The execution of this bond by the several obligors was afterwards sworn to by Alonzo B. Rose, a justice of the peace, and a subscribing witness to the bond. He also testified that his son's signature as subscribing witness to the execution of the bond by all, except one, of the obligors, was genuine, and that his son died in April, 1868; and that the signature of Gilbert Scofield, as a witness to the signature of the one obligor, was also genuine. He subsequently testified that the bond was executed in March, 1863; and that, at the same time, the several sureties signed and swore to the affidavit of justification annexed.
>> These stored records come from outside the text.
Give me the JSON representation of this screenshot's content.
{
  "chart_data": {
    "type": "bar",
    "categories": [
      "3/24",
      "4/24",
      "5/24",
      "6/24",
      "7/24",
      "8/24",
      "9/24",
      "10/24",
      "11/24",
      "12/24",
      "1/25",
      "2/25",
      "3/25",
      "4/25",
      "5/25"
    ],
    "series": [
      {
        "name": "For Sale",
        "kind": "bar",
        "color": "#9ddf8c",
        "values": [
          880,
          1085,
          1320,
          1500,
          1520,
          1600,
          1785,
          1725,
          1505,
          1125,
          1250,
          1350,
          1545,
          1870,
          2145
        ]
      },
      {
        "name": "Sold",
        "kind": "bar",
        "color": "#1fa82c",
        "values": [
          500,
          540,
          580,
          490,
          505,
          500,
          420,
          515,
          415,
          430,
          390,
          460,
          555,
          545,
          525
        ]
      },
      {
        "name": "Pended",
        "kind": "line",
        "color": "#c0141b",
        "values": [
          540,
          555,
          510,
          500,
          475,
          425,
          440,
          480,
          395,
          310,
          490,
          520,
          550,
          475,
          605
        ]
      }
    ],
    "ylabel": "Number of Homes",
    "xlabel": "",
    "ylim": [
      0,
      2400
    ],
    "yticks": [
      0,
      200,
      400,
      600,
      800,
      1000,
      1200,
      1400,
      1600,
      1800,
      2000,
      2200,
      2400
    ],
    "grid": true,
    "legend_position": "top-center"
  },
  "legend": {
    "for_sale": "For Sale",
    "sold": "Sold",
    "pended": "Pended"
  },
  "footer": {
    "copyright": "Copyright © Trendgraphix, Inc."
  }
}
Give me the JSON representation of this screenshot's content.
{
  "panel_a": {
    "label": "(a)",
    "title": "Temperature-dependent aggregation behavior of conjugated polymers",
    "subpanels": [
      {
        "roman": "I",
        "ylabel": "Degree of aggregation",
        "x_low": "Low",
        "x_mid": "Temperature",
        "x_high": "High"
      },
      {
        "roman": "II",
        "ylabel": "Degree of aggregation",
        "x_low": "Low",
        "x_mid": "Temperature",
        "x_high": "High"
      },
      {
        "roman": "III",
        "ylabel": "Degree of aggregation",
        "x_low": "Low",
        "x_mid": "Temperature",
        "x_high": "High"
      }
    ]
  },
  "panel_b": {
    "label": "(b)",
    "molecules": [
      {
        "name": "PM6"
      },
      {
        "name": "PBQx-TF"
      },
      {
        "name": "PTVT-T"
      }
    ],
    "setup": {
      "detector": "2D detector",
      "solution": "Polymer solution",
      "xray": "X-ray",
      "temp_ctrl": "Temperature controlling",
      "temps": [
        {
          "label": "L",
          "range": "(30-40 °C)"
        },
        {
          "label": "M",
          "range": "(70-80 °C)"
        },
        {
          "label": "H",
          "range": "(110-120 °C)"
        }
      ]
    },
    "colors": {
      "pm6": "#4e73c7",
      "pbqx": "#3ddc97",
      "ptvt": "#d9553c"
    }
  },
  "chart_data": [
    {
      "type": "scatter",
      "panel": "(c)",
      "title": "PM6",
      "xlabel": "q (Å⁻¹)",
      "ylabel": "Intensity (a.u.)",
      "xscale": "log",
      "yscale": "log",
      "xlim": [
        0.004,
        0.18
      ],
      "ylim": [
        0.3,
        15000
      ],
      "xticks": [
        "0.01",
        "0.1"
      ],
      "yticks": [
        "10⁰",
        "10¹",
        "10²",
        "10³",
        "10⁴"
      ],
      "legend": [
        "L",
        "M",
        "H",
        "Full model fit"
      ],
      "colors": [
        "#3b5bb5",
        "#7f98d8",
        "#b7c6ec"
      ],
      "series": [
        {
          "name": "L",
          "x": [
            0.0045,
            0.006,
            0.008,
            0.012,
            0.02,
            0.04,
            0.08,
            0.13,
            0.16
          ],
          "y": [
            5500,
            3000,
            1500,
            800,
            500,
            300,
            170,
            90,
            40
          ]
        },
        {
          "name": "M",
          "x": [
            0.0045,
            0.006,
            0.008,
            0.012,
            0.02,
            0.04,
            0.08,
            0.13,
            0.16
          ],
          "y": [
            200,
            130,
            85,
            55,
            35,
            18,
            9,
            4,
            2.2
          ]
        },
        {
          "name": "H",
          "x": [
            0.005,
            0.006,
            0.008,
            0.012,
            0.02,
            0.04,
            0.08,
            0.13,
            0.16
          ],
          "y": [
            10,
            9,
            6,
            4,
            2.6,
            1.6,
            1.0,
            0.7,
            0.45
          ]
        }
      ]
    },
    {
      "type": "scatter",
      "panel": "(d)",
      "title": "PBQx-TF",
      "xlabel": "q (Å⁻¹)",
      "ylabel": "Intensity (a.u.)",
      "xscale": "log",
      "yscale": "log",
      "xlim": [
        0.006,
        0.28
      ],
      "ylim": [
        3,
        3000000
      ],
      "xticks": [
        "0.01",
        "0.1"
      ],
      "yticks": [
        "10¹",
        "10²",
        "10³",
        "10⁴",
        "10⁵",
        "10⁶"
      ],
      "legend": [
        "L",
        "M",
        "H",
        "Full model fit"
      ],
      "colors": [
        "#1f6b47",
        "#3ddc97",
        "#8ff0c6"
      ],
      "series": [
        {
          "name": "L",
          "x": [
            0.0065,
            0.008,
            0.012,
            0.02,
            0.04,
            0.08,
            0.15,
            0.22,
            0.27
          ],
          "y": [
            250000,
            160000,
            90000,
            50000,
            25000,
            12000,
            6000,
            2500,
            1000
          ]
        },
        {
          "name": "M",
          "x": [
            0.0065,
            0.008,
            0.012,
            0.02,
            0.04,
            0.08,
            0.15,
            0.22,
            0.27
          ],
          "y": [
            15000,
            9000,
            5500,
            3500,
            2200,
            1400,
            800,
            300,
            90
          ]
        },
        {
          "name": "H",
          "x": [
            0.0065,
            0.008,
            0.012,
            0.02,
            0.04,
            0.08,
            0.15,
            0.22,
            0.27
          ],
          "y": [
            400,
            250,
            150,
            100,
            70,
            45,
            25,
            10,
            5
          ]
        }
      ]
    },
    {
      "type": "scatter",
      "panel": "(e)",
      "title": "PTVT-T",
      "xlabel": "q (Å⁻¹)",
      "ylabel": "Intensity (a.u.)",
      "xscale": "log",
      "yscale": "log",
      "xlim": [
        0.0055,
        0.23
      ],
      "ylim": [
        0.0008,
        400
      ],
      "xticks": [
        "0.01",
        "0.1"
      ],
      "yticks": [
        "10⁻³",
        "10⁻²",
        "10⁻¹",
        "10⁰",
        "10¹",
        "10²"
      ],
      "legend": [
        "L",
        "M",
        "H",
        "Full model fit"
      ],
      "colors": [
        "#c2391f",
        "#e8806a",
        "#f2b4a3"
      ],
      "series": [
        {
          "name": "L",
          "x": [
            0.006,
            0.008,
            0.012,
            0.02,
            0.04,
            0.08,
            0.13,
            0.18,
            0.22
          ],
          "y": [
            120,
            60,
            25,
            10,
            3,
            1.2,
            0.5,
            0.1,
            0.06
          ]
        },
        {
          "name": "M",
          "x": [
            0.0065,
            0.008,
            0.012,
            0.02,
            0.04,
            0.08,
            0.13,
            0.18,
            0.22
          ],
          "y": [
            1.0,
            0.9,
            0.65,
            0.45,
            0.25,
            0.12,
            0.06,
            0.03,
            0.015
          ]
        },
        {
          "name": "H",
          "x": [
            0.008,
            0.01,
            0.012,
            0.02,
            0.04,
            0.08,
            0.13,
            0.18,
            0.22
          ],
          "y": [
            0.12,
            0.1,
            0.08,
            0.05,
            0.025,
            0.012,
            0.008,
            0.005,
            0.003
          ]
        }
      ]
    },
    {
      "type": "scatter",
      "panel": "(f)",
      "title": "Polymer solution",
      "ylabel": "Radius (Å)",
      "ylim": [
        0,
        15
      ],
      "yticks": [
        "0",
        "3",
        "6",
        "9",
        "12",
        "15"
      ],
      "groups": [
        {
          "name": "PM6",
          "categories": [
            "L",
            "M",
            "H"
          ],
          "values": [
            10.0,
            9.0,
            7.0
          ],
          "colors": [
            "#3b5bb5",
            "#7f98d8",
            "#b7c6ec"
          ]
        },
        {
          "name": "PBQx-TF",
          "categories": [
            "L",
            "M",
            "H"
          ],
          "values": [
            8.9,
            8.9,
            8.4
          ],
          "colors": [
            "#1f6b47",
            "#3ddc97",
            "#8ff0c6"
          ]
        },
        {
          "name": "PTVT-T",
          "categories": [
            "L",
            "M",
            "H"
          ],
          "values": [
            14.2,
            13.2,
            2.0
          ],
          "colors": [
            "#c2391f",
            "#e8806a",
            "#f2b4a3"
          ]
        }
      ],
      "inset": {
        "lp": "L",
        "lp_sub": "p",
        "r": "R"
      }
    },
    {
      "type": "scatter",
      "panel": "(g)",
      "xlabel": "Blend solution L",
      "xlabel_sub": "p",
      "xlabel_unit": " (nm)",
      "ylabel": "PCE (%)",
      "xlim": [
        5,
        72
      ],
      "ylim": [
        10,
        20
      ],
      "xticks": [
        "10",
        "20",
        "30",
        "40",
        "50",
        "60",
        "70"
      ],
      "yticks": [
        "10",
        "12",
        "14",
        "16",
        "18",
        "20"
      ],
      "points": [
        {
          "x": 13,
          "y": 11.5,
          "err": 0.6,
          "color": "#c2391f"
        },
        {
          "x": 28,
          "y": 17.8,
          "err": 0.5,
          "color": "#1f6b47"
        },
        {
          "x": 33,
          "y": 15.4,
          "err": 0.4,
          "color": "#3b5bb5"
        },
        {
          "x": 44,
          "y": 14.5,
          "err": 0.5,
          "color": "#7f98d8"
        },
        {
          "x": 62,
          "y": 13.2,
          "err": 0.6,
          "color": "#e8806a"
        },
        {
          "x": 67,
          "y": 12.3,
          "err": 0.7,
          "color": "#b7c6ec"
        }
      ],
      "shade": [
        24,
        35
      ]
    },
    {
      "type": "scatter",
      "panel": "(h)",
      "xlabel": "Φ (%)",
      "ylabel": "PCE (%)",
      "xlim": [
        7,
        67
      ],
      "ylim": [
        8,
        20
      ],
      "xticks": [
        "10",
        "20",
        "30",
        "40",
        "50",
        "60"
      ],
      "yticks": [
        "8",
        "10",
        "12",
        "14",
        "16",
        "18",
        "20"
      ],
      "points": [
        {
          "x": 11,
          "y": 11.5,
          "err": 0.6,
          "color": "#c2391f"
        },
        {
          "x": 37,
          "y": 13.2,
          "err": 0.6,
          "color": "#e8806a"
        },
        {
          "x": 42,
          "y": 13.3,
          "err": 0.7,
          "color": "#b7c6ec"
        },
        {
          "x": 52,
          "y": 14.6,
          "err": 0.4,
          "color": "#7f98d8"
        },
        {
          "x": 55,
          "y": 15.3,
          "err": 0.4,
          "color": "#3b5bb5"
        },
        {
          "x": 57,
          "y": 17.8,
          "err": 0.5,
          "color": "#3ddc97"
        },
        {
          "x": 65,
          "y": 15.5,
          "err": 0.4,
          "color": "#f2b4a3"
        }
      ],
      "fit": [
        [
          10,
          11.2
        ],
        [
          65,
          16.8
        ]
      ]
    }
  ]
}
Gilbert Scofield testified to the due execution of the bond by the one obligor above mentioned, and also to the genuineness of the signature of Henry W. Rose, the said son of Alonzo B. Rose, whose name appeared as such subscribing witness. On a subsequent examination, Alonzo B. Rose testified to a charge against Halsted, for his services, as fixing the time of the execution of the bond in the last few days of March, 1863.

The defendants Benson Tallman, John E. Lowing, Charles B. Briggs, Marcey W. Wil-mer, Alonzo Hopson, David Taggart, Peter Dunn, Joseph Ingham, Benjamin P. Bristol, Lester B. Crigo, Levi Madison, John Renwick, George Wheeler, and William Bristol, were called as witnesses for themselves and their co-defendants, and all admitted that their signatures to the bond declared on, and to the affidavit of justification annexed, were authentic; but they all more or less positively denied the execution of any bond, as surety for Halsted, after the 1st of October, 1862. It appeared, by the evidence, that Halsted was first appointed by the president in the recess of the senate, and prepared and executed, with certain sureties, an official bond, which was disapproved and rejected by the officer, authorized by the treasury department to take his official bond and deliver his commission; and that, a few days afterwards, and in September, 1862, a new bond was executed, and approved and filed at Washington. It also appeared that Halsted, having been confirmed by the senate, in March, 1863, was recommissioned, and then forwarded the bond in suit to the treasury department, and the theory of the defence was, that the bond in suit was the one rejected. But Alonzo B. Rose swore that he was one of the sureties on that bond, and there are other facts proved in the case, which very strongly tend to show that this position cannot be maintained. I am strongly inclined to the opinion, that the bond in suit was not the one so rejected, and that the defendants, who, after the lapse of more than seven years, swore that they executed no bond after the 1st of October, 1862, are mistaken—honestly mistaken—in so testifying, or, rather, are mistaken in their recollection.

At all events, the question is one of fact, and the finding of the referee upon such a question, when there is much evidence on both sides, and ground for serious doubt, should not be disturbed. The finding of the referee, upon that question, must be confirmed.

But aside from this, there are two objections to this defence. The first is, that the defendants have all joined in the plea of non est factum, and that the defendant Halsted confesses its proper execution by himself; and there is no evidence to show that it was not executed by Christopher Post, Isaac V. Quackenbush, Orace V. Whitcomb, and Levi Trusdell, who were living, and were not sworn as witnesses, or by Tabor and Keeton, who are dead. The defendants having put their defence upon the joint plea of non est factum, they must sustain it as to all, or fail as to all. U. S. v. Linn, 1 How. [42 U. S.] 104. The second is, that, at most, the evidence shows the execution of a bond, with a blank date, and the subsequent insertion of a date before its delivery to and acceptance by the officers of the government. The execution of the bond as surety for Halsted, with the date in blank, would have authorized him to fill the blank at his discretion, and the bond is, therefore, valid in the hands of the government.

The motion to set aside the report is denied, and the report confirmed, and judgment final ordered thereon.

1 [Reported by Robert D. Benedict, Esq., and here reprinted by permission.]